You can look up this discussion on the tclcore archive, you'll learn
about the plans to get over this limitation. In short, the select()
API is inherently inefficient for larger numbers, that's why you won't
find a libc with a much bigger FD_SETSIZE anyway. Hence epoll() seems
the way to go when available. The only problem is that pending
universal availability of epoll, the Tcl core will need to maintain an
ifdef'ed pair of implementations. Eeek.
-Alex
On at least some OSes, you can set it at build-time.
Donal.
Yes. Recompile your libc, reboot, and pray.
-Alex
AOLserver has an implimentation/abstraction/ifdef for poll:
http://junom.com/gitweb/gitweb.perl?p=aolserver.git;a=blob;f=aolserver/nsd/sock.c#l745
When poll isn't available, an emulation using select is provided. Of
course, it isn't epoll.
Then why mention this ? Poll is just like select wrt scaling up: it
doesn't; only epoll does.
-Alex
No. Their libc is built without the restriction; the fixed value of
FD_SETSIZE is just a feature of the headers. But I don't know if glibc
supports that.
Donal.
But epoll is (of course) completely unportable.
Donal.
My point is that you must first harmonize epoll with the other two
possibilities. epoll must first work with the rest of the io code. The
example I gave shows that a successful abstraction of poll only
involved one tiny ifdef. But if epoll requires extensive modification
to other levels of the io API, it probably can't be used effectively.

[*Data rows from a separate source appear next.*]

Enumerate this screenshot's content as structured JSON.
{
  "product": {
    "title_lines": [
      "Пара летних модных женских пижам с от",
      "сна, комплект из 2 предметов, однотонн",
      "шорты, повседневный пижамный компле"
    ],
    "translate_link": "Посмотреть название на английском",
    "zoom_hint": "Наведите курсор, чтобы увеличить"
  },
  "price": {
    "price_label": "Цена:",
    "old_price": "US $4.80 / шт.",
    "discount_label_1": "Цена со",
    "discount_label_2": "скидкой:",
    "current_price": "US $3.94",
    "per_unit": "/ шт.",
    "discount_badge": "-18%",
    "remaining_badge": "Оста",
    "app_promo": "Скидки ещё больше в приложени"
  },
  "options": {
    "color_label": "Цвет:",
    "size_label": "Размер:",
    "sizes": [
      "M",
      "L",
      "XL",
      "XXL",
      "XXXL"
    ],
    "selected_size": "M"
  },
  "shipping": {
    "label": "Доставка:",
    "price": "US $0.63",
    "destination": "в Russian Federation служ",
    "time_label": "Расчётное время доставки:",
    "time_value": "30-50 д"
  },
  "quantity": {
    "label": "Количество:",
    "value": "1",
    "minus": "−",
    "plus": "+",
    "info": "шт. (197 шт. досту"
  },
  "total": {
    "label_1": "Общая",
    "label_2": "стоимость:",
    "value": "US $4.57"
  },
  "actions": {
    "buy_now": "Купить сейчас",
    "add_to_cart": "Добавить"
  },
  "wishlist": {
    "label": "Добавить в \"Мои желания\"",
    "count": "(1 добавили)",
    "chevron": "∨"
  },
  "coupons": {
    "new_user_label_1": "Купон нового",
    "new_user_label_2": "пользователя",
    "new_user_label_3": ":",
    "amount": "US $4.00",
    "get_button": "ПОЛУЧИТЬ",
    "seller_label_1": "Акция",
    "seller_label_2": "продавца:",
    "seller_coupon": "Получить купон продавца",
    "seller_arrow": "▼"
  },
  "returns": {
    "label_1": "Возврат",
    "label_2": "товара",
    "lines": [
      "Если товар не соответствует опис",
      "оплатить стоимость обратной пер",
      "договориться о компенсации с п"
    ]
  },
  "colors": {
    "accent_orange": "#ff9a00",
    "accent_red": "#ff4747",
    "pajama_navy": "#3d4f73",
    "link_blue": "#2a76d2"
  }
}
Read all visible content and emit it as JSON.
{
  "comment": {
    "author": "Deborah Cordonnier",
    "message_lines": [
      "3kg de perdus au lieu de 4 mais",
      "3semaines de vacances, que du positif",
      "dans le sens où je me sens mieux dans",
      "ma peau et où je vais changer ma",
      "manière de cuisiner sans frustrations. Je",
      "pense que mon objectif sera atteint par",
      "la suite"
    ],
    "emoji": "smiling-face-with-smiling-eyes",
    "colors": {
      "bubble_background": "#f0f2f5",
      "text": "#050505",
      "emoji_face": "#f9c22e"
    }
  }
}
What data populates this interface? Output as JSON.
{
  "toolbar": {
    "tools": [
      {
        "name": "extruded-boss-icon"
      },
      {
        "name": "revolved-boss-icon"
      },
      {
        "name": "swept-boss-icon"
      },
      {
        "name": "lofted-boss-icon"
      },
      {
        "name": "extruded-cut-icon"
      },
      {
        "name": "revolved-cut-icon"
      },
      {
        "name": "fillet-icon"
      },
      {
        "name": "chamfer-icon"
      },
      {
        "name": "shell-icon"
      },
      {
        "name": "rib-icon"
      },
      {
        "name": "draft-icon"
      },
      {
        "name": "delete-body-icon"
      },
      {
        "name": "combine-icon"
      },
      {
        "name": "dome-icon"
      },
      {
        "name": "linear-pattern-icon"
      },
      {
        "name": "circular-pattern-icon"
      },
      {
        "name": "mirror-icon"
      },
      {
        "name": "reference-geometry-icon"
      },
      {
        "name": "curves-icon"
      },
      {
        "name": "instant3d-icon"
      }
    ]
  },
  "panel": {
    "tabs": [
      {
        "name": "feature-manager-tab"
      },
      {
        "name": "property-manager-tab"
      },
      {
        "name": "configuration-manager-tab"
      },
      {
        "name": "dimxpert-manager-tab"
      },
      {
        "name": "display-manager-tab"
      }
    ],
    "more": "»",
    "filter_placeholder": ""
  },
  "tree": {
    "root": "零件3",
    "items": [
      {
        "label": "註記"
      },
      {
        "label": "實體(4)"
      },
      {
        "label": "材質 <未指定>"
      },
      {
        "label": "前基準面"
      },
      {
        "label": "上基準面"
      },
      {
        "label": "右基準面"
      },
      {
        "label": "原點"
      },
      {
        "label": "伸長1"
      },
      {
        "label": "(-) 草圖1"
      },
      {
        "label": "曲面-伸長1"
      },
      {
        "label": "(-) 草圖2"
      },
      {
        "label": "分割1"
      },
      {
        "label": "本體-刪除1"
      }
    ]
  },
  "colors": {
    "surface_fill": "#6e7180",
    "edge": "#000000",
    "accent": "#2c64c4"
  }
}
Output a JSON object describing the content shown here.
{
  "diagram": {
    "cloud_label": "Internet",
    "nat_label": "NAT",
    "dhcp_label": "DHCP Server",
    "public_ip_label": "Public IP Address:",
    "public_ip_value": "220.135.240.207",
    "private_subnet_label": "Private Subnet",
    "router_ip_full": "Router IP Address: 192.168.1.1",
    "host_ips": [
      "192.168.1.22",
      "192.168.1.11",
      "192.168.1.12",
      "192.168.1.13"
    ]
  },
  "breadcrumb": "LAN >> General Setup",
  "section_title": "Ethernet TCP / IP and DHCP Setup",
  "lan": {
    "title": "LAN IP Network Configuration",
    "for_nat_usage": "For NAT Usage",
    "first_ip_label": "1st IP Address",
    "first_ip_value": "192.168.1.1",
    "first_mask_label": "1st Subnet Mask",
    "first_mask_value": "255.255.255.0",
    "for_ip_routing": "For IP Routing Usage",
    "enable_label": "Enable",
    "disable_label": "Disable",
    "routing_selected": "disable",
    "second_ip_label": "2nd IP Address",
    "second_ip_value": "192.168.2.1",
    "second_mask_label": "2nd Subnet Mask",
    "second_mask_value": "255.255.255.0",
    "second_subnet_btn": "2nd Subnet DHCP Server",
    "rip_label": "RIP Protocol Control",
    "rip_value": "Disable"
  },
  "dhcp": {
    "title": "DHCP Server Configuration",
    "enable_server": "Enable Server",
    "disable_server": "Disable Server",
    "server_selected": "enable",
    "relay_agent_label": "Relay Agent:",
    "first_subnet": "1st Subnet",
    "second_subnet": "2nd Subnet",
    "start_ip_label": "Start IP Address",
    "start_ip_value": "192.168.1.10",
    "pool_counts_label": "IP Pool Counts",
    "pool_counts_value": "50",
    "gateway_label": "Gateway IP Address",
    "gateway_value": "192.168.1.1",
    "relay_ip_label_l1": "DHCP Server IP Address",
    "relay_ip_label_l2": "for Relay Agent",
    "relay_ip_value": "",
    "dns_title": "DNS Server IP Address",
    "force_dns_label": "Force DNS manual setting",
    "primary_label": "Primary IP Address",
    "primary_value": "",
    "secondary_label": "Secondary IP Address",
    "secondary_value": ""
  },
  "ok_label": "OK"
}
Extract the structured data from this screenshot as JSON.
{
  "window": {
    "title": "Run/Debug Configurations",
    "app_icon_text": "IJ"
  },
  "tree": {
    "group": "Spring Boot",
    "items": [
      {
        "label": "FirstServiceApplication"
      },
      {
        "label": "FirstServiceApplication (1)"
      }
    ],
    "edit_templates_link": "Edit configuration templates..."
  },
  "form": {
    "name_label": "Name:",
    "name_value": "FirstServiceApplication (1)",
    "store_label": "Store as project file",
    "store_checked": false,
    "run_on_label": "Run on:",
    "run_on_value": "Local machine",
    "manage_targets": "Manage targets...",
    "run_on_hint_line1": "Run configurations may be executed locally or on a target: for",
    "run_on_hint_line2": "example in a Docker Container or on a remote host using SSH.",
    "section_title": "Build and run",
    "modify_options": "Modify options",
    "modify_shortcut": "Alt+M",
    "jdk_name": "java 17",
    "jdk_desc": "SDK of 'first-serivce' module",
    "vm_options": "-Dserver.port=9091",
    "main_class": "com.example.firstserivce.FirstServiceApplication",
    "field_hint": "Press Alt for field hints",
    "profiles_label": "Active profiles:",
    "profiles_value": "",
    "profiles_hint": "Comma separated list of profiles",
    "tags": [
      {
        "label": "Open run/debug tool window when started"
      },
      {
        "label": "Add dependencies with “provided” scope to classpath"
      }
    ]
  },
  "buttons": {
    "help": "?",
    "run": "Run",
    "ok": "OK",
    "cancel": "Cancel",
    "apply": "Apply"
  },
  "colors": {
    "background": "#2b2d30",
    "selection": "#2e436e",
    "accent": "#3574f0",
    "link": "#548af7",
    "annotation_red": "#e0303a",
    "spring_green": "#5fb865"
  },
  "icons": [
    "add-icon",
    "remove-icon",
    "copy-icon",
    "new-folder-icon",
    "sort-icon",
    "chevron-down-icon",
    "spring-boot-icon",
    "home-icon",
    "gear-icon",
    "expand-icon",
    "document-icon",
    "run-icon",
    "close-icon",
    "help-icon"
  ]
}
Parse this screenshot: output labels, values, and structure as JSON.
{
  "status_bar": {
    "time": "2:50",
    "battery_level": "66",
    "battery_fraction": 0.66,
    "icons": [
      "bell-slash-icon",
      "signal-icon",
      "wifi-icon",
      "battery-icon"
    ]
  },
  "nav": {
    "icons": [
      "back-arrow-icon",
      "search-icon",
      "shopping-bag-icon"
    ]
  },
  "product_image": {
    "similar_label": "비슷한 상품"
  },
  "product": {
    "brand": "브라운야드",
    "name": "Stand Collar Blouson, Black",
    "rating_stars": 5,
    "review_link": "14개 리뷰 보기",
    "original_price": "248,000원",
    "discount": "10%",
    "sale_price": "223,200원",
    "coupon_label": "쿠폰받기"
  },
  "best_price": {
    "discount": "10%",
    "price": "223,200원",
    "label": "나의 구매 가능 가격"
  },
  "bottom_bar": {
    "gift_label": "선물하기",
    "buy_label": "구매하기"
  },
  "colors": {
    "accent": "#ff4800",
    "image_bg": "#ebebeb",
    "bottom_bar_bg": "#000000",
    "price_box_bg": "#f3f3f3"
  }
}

Since this code was stolen from the GNU C Library, maybe an epoll
emulation also exists.
No. Guessing is not necessary nor useful here. No interaction with the
"rest of the io code". Just read the manpages: you'll find that
epoll_wait() as the distinguished feature or returning *only* the hot
fds in a compact list, while select/poll force you to scan the whole
list looking for the hot ones. Hence emulation at the API level is
useless, it will not solve the fundamental performance issue. That's
the kind of situation that calls for a new syscall. In Linuxland
that's also the minimum.
-Alex
Hi, I recently hit this same problem described here, after sock1024 is
used the socket command basically stops working. I was trying to find
out what need to do get it working for more than 1024 sockets but I
don't really understand the exact relation between tcl and libc (I'm
tcl newbie). How do I find out which libc my tcl uses?
Cheers,
Tom
Well, it uses _the_ libc present on the system (unless you're
intentionally juggling with several versions, you have just one of
them). Then look at the value of the FD_SETSIZE in the associated
include files.
-Alex
poll() is also a lot more efficient than select().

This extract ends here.